Promote Student Growth through Structured Collaboration
It was inspiring to see how the in-person students managed their roles in each duo – by positioning the iPad on the bench, demonstrating techniques, and holding samples up to the camera so that their partners could see everything first-hand in and in real-time. Connecting over Zoom added a new challenge to the course that promoted students’ growth because it required a level of definitive communication about observations and conclusions that does not always occur in person. It also required a greater degree of understanding and organization for the in-person students and of focus and observation for the virtual students. Based on student performance, the hybrid pairing format was highly effective; viewing the presentations and reports prepared by students in the course, an objective observer would not be able to tell which students took the class in person, and which participated virtually. The success of this arrangement was reflected in excellent evaluations (and added bonus was that we had no COVID cases, let alone spreading events).

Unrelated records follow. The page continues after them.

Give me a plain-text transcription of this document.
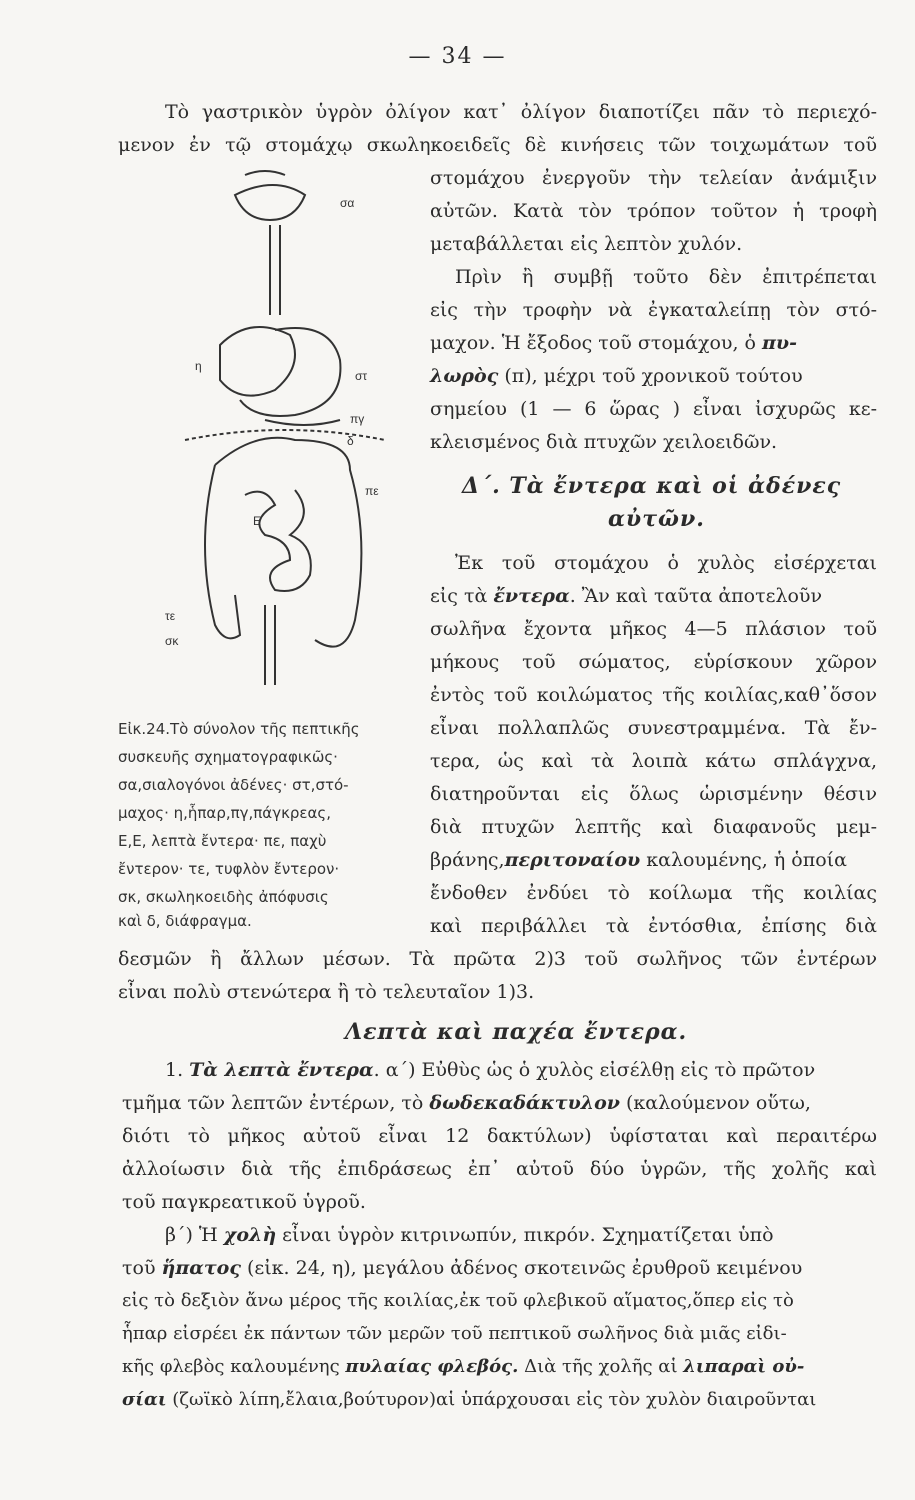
— 34 —
Τὸ γαστρικὸν ὑγρὸν ὀλίγον κατ᾽ ὀλίγον διαποτίζει πᾶν τὸ περιεχό-
μενον ἐν τῷ στομάχῳ σκωληκοειδεῖς δὲ κινήσεις τῶν τοιχωμάτων τοῦ
στομάχου ἐνεργοῦν τὴν τελείαν ἀνάμιξιν
αὐτῶν. Κατὰ τὸν τρόπον τοῦτον ἡ τροφὴ
μεταβάλλεται εἰς λεπτὸν χυλόν.
Πρὶν ἢ συμβῇ τοῦτο δὲν ἐπιτρέπεται
εἰς τὴν τροφὴν νὰ ἐγκαταλείπῃ τὸν στό-
μαχον. Ἡ ἔξοδος τοῦ στομάχου, ὁ πυ-
λωρὸς (π), μέχρι τοῦ χρονικοῦ τούτου
σημείου (1 — 6 ὥρας ) εἶναι ἰσχυρῶς κε-
κλεισμένος διὰ πτυχῶν χειλοειδῶν.
Δ΄. Τὰ ἔντερα καὶ οἱ ἀδένες
αὐτῶν.
Ἐκ τοῦ στομάχου ὁ χυλὸς εἰσέρχεται
εἰς τὰ ἔντερα. Ἂν καὶ ταῦτα ἀποτελοῦν
σωλῆνα ἔχοντα μῆκος 4—5 πλάσιον τοῦ
μήκους τοῦ σώματος, εὑρίσκουν χῶρον
ἐντὸς τοῦ κοιλώματος τῆς κοιλίας,καθ᾽ὅσον
εἶναι πολλαπλῶς συνεστραμμένα. Τὰ ἔν-
τερα, ὡς καὶ τὰ λοιπὰ κάτω σπλάγχνα,
διατηροῦνται εἰς ὅλως ὡρισμένην θέσιν
διὰ πτυχῶν λεπτῆς καὶ διαφανοῦς μεμ-
βράνης,περιτοναίου καλουμένης, ἡ ὁποία
ἔνδοθεν ἐνδύει τὸ κοίλωμα τῆς κοιλίας
καὶ περιβάλλει τὰ ἐντόσθια, ἐπίσης διὰ
δεσμῶν ἢ ἄλλων μέσων. Τὰ πρῶτα 2)3 τοῦ σωλῆνος τῶν ἐντέρων
εἶναι πολὺ στενώτερα ἢ τὸ τελευταῖον 1)3.
Λεπτὰ καὶ παχέα ἔντερα.
1. Τὰ λεπτὰ ἔντερα. α΄) Εὐθὺς ὡς ὁ χυλὸς εἰσέλθῃ εἰς τὸ πρῶτον
τμῆμα τῶν λεπτῶν ἐντέρων, τὸ δωδεκαδάκτυλον (καλούμενον οὕτω,
διότι τὸ μῆκος αὐτοῦ εἶναι 12 δακτύλων) ὑφίσταται καὶ περαιτέρω
ἀλλοίωσιν διὰ τῆς ἐπιδράσεως ἐπ᾽ αὐτοῦ δύο ὑγρῶν, τῆς χολῆς καὶ
τοῦ παγκρεατικοῦ ὑγροῦ.
β΄) Ἡ χολὴ εἶναι ὑγρὸν κιτρινωπύν, πικρόν. Σχηματίζεται ὑπὸ
τοῦ ἥπατος (εἰκ. 24, η), μεγάλου ἀδένος σκοτεινῶς ἐρυθροῦ κειμένου
εἰς τὸ δεξιὸν ἄνω μέρος τῆς κοιλίας,ἐκ τοῦ φλεβικοῦ αἵματος,ὅπερ εἰς τὸ
ἧπαρ εἰσρέει ἐκ πάντων τῶν μερῶν τοῦ πεπτικοῦ σωλῆνος διὰ μιᾶς εἰδι-
κῆς φλεβὸς καλουμένης πυλαίας φλεβός. Διὰ τῆς χολῆς αἱ λιπαραὶ οὐ-
σίαι (ζωϊκὸ λίπη,ἔλαια,βούτυρον)αἱ ὑπάρχουσαι εἰς τὸν χυλὸν διαιροῦνται
σα
στ
η
πγ
Ε
πε
τε
σκ
δ
Εἰκ.24.Τὸ σύνολον τῆς πεπτικῆς
συσκευῆς σχηματογραφικῶς·
σα,σιαλογόνοι ἀδένες· στ,στό-
μαχος· η,ἧπαρ,πγ,πάγκρεας,
Ε,Ε, λεπτὰ ἔντερα· πε, παχὺ
ἔντερον· τε, τυφλὸν ἔντερον·
σκ, σκωληκοειδὴς ἀπόφυσις
καὶ δ, διάφραγμα.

Advice for Instructors and the Future of Teaching at Columbia
Leverage the power of student interaction.
My main takeaway from this pandemic teaching experience, and what I would advise other instructors to leverage in their own courses, is the power of student interaction–even or especially via a camera—while they make observations and interpret and explain what they’ve learned. Discussion between students promotes understanding of basic concepts and the formulation of new ideas, and (unexpectedly) the hybrid format enhanced this in my experience.
After seeing this arrangement work, I am eager to now apply it in other contexts. There is an element of excitement in basic research that is missing from protocol demonstrations and that is lost when findings are reported months or years after the first observation. However, hands-on laboratory research is not accessible for many people for a variety of reasons (geographical location, health restrictions, schedule restrictions). Virtual observation can allow these individuals to witness scientific discovery in real-time, and we are planning outreach activities that will offer this experience to a broad audience.